CNN’s Jake Tapper on How to Sniff Out Fake News
Host of 'The Lead with Jake Tapper' sets the record straight.
President Trump has been regularly attacking the news media—especially, CNN—for months. It’s gotten to the point where the president has been openly questioning the ethics and honesty of the channel’s reporters, despite the fact that Trump administration officials appear weekly on the channel.
One of CNN’s most outspoken critics of the president’s war on journalism has been Chief Washington Correspondent Jake Tapper, host of The Lead with Jake Tapper, who has made the talk-show rounds defending the news outlet.

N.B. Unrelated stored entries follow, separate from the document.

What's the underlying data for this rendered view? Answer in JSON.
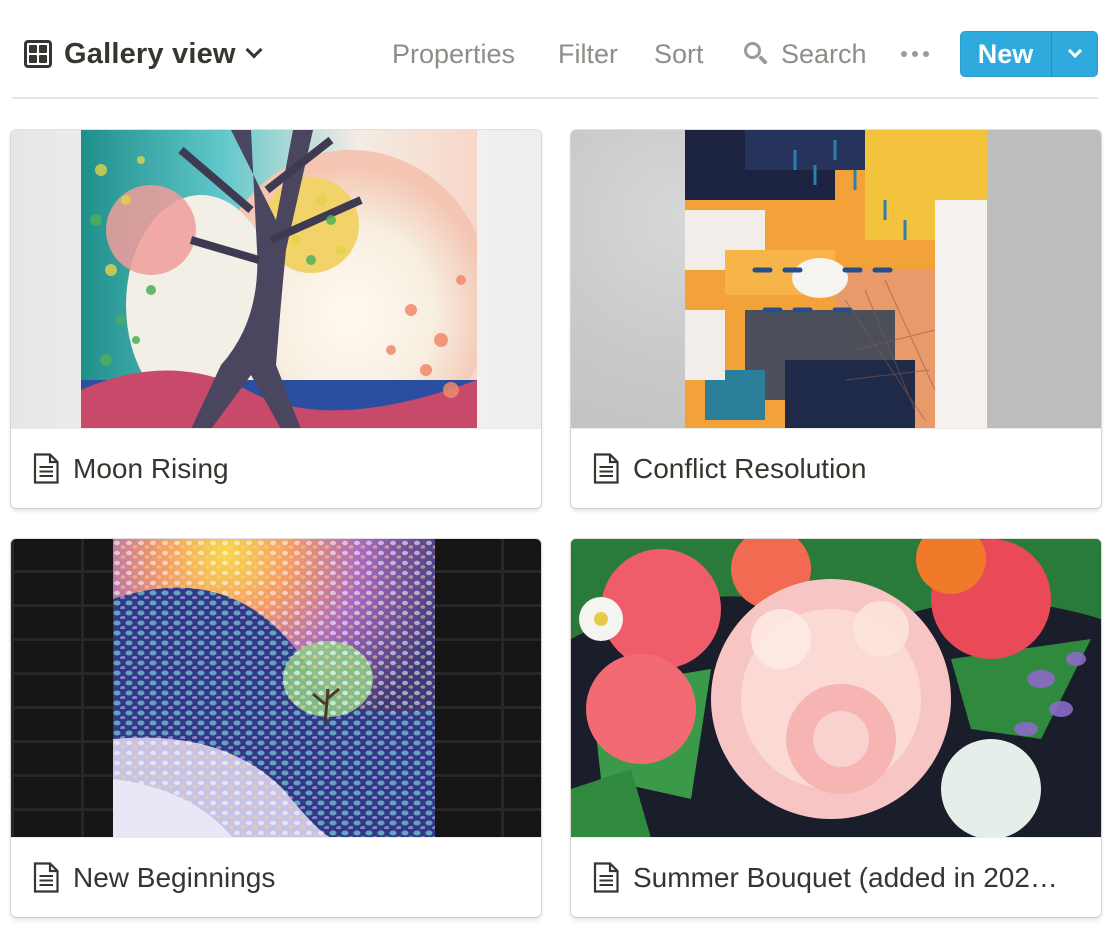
{
  "toolbar": {
    "view_label": "Gallery view",
    "properties_label": "Properties",
    "filter_label": "Filter",
    "sort_label": "Sort",
    "search_label": "Search",
    "new_label": "New",
    "accent_color": "#2eaadc"
  },
  "gallery": {
    "cards": [
      {
        "title": "Moon Rising",
        "icon": "page-icon"
      },
      {
        "title": "Conflict Resolution",
        "icon": "page-icon"
      },
      {
        "title": "New Beginnings",
        "icon": "page-icon"
      },
      {
        "title": "Summer Bouquet (added in 202…",
        "icon": "page-icon"
      }
    ]
  }
}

Esquire recently caught up with Tapper to discuss how to b.s. his way through any situation—part of a larger feature. But his advice comes off more like a credo for truth-reporting journalists to live by (with a little snark included)—and maybe even the president himself—in an age when the media’s clearly under attack.
Here are his rules—with some footnotes from RealClearLife included in parentheses):
(1) “Acknowledge what you know.” (Seems easy enough, right? Always double-source, if it’s going to be anonymous; and be aware that there will always be somebody else who knows more than you do. Only report “what you know.”)
(2) “Acknowledge what you don’t know.” (In other words, don’t report fake facts, à la Jayson Blair. It’s OK not to know everything up front; as the story develops, that’s when the truth will start to unfold.)
(3) “Don’t engage in idle speculation.” (No, the Houston flooding was not caused by a tear in the space-time continuum. Use your head.)
(4) “Bring in experts to talk about what the facts are.” (Here’s an example. And another one.)
(5) “Avoid ‘magic bullet’ explanations, except when discussing the Kennedy assassination.” (Here, Tapper’s clearly taking a smidgen of the piss. But it holds true. Try to avoid making vast generalizations; just get right to the point and state the facts.)
(6) “The more room you can make for nuance, the smarter you’ll sound. Things are very rarely as simple as any partisan wants them to be.” (Again, Tapper’s snark-o-meter is off the charts. But this advice could help any journalist preparing for an interview with a politician—or anyone else who’s attempting to steer him or her towards one single side of an argument.)
(7) “Sometimes there can be an authority in acknowledging the limits of what you know. That’s an important part of credibility and trust.” (This circles back to No. 2, but adds a layer of importance to it: Sometimes you just have to retract a report, publish a correction, and let people go to take the high road. Everyone makes mistakes.)